The Island had been on its third Sir Jack by the time Martha returned to Anglia after her decades of wandering. She stood on the foredeck of the quarterly Le Havre ferry, hooting its uncertain way into Poole harbour; as a fine spray refreshed her face, she wondered what sort of a berth she herself would find. Ropes were thrown and tightened; a gangway was hauled into place; upturned faces looked for people other than her. Martha was the last to disembark. She was wearing her oldest clothes; but even so, the mutton-chopped customs officer saluted her as she stood before his polished oak bag-table. She had retained her Old English passport, and also secretly paid taxes. These two precautions put her in the rare category of Permitted Immigrant. The customs officer, his thick blue serge suit disappearing into stout Wellington boots, pulled out the gold half-hunter strung across his belly and timed her repatriation in a sheepskin ledger. He was certainly younger than Martha, but looked at her as if she were a l
ong-lost daughter. ‘Better one that hath strayed, if I might make so bold, Ma’am.’ Then he handed back her passport, saluted again, and whistled up an urchin to carry her bags to the horse-taxi.
What had surprised her, watching from afar, was how quickly the whole thing had unravelled. No, that was unfair, that was how The Times of London – still published from Ryde – would have put it. The official Island line, loyally purveyed by Gary Desmond and his successors, was gloatingly simple. Old England had progressively shed power, territory, wealth, influence, and population. Old England was to be compared disadvantageously to some backward province of Portugal or Turkey. Old England had cut its own throat and was lying in the gutter beneath a spectral gas-light, its only function as a dissuasive example to others. FROM DOWAGER TO DOWN-AND-OUT, as a Times headline had sneeringly put it. Old England had lost its history, and therefore – since memory is identity – had lost all sense of itself.

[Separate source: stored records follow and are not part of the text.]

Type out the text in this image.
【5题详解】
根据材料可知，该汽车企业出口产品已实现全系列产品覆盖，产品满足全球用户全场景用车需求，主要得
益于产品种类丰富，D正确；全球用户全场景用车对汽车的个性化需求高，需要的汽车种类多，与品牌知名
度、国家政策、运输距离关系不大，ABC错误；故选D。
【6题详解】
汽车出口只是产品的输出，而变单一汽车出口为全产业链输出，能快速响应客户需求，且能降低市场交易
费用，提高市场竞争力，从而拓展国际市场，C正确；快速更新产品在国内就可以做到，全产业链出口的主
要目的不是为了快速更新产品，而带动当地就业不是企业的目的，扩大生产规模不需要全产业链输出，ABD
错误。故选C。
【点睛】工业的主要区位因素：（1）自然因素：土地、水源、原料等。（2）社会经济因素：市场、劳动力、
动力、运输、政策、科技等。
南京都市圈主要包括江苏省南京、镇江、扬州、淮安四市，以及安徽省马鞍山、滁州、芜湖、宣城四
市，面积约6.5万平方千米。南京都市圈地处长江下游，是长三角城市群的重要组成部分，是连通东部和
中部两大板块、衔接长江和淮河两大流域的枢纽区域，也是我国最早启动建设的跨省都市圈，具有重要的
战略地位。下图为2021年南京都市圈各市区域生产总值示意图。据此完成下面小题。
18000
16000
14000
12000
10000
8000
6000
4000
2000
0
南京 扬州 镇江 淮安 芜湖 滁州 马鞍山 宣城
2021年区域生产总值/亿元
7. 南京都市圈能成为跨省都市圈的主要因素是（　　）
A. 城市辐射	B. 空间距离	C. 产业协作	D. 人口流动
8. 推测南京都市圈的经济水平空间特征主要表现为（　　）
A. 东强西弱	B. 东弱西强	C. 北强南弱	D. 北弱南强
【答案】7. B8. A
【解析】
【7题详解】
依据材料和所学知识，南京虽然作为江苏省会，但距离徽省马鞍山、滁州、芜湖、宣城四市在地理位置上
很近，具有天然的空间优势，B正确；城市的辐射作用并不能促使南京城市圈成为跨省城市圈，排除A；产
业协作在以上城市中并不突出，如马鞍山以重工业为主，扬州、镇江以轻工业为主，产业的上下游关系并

But there was another way of looking at things, and future historians, whatever their prejudice, would no doubt agree on identifying two distinct periods. The first began with the establishment of the Island Project, and had lasted for as long as Old England – to adopt the term for convenience – had attempted to compete with England, England. This was a time of vertiginous decline for the mainland. The tourist-based economy collapsed; speculators destroyed the currency; the departure of the Royal Family made expatriation fashionable among the gentry; while the country’s best housing stock was bought as second homes by continental Europeans. A resurgent Scotland purchased large tracts of land down to the old northern industrial cities; even Wales paid to expand into Shropshire and Herefordshire.